At the current black market exchange rate of over 3.5mn strong bolivars per dollar, drivers on paper could buy over 792,500 gallons of gasoline for the equivalent of one US dollar. A Venezuelan 50 cent coin denominated in the new sovereign bolivar still would buy over 13,200 gallons of gasoline at the current local regulated price.
Maduro said the huge disparity between local and international prices is driving massive smuggling to Colombia and other neighboring countries.
Venezuelan military officials working on the country's international borders and Colombian defense and energy ministry officials have said fuel smuggling from Venezuela has fallen significantly in recent years, in line with shortages stemming from PdV's diminished refinery operations.
"The defense ministry now estimates unofficially that less than 15,000 b/d are smuggled by land out of Venezuela compared with over 100,000 b/d as recently as 2015," a Venezuelan defense ministry official tells Argus.
Some of the land-based smuggling has been displaced by more sophisticated illicit waterborne shipments from PdV terminals.
PdV's local refineries with a combined nameplate capacity of 1.3mn b/d "are almost shut down completely," says a senior oil union official at PdV's 940,000 CRP refining complex in Paraguaná. "Local gasoline consumption has dropped below 140,000 b/d, all of it imported mainly through PdV crude-for- fuel swaps with foreign suppliers."
PdV said its refineries are operating normally, and declined further comment.

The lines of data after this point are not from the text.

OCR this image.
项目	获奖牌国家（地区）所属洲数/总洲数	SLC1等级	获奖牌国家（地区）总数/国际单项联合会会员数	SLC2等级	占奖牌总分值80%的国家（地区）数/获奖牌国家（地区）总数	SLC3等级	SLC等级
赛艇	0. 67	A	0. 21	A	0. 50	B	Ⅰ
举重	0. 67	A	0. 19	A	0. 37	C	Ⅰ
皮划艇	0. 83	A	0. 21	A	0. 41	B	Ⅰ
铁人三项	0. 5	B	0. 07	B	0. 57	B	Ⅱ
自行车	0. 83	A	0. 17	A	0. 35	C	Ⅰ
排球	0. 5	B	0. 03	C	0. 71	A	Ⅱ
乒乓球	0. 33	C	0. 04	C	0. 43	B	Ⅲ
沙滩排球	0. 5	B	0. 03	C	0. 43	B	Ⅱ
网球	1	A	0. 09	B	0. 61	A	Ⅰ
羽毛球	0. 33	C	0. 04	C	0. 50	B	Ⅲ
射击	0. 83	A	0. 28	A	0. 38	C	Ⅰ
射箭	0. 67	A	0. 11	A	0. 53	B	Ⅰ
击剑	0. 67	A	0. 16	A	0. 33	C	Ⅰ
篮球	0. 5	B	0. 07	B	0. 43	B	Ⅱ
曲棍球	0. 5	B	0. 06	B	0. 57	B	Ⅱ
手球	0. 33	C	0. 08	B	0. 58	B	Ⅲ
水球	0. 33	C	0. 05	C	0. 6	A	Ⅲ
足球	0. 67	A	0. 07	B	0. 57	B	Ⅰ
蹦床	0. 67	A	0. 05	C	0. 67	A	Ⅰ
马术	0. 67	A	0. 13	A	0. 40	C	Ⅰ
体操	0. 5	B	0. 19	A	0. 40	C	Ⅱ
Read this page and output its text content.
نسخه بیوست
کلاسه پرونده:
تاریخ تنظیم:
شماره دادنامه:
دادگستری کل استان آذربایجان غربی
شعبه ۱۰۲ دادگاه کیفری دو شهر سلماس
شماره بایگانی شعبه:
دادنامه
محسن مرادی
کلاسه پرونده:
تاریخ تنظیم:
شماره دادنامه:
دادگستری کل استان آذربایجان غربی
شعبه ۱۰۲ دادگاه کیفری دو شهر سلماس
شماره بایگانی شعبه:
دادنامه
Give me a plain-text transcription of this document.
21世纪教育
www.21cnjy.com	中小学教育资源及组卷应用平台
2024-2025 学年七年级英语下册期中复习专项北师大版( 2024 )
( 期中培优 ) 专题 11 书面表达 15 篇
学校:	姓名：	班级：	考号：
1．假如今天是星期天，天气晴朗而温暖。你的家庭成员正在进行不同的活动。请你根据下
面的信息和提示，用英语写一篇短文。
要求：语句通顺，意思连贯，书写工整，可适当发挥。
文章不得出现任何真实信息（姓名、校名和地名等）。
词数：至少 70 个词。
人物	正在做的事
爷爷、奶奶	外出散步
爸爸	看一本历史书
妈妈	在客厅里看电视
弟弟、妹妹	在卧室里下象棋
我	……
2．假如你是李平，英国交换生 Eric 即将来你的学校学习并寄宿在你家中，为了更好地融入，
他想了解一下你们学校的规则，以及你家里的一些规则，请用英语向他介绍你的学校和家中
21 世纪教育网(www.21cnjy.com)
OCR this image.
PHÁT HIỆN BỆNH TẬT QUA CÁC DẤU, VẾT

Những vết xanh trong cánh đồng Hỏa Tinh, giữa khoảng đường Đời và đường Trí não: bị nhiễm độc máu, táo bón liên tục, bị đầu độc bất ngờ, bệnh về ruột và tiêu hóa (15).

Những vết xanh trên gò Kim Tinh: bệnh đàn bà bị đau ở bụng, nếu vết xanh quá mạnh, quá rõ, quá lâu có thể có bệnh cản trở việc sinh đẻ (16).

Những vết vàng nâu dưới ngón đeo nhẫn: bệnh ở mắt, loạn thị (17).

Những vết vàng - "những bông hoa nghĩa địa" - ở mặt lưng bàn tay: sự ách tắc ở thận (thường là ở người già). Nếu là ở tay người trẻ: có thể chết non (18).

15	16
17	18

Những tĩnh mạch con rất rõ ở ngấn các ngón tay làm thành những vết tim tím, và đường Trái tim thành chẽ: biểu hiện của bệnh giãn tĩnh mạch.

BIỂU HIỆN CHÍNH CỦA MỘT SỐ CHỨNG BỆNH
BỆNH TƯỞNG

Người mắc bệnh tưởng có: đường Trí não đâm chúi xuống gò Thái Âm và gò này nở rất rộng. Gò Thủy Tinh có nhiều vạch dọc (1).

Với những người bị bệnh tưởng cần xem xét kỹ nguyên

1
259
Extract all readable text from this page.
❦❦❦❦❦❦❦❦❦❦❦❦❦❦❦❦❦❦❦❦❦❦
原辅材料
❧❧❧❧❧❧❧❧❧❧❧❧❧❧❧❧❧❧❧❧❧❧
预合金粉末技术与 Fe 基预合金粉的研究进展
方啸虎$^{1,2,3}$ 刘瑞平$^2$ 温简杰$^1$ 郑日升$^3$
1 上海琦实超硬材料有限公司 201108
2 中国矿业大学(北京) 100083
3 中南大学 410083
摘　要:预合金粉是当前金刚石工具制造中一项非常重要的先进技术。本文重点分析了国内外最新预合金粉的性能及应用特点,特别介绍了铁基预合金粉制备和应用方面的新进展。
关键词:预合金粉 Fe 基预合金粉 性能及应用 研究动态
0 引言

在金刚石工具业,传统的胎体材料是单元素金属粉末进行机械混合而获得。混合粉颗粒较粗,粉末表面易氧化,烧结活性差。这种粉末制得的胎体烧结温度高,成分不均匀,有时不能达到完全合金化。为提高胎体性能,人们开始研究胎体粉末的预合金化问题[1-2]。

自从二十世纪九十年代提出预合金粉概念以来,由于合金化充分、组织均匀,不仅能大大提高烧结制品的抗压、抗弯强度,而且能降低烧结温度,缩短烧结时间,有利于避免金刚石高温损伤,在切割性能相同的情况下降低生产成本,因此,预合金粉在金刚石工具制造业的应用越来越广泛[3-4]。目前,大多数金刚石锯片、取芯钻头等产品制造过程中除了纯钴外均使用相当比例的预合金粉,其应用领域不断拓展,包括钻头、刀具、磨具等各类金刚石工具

Venezuela's national vehicle fleet totals over 4.4mn units, including 3.35mn automobiles, over 326,000 heavy cargo trucks, over 385,000 light pickup trucks, almost 100,000 buses, over 62,000 licensed taxis buses and 220,000 motorcycle taxis, according to the transportation ministry. The number of licensed motorcycle taxis vastly understates the number of motorcycles circulating nationally for which there is no accurate registry, the ministry adds.
Independent public passenger and cargo transport groups say that over 85pc of trucks and buses are idle because of a lack of spare parts such as tires, batteries, spark plugs and hoses.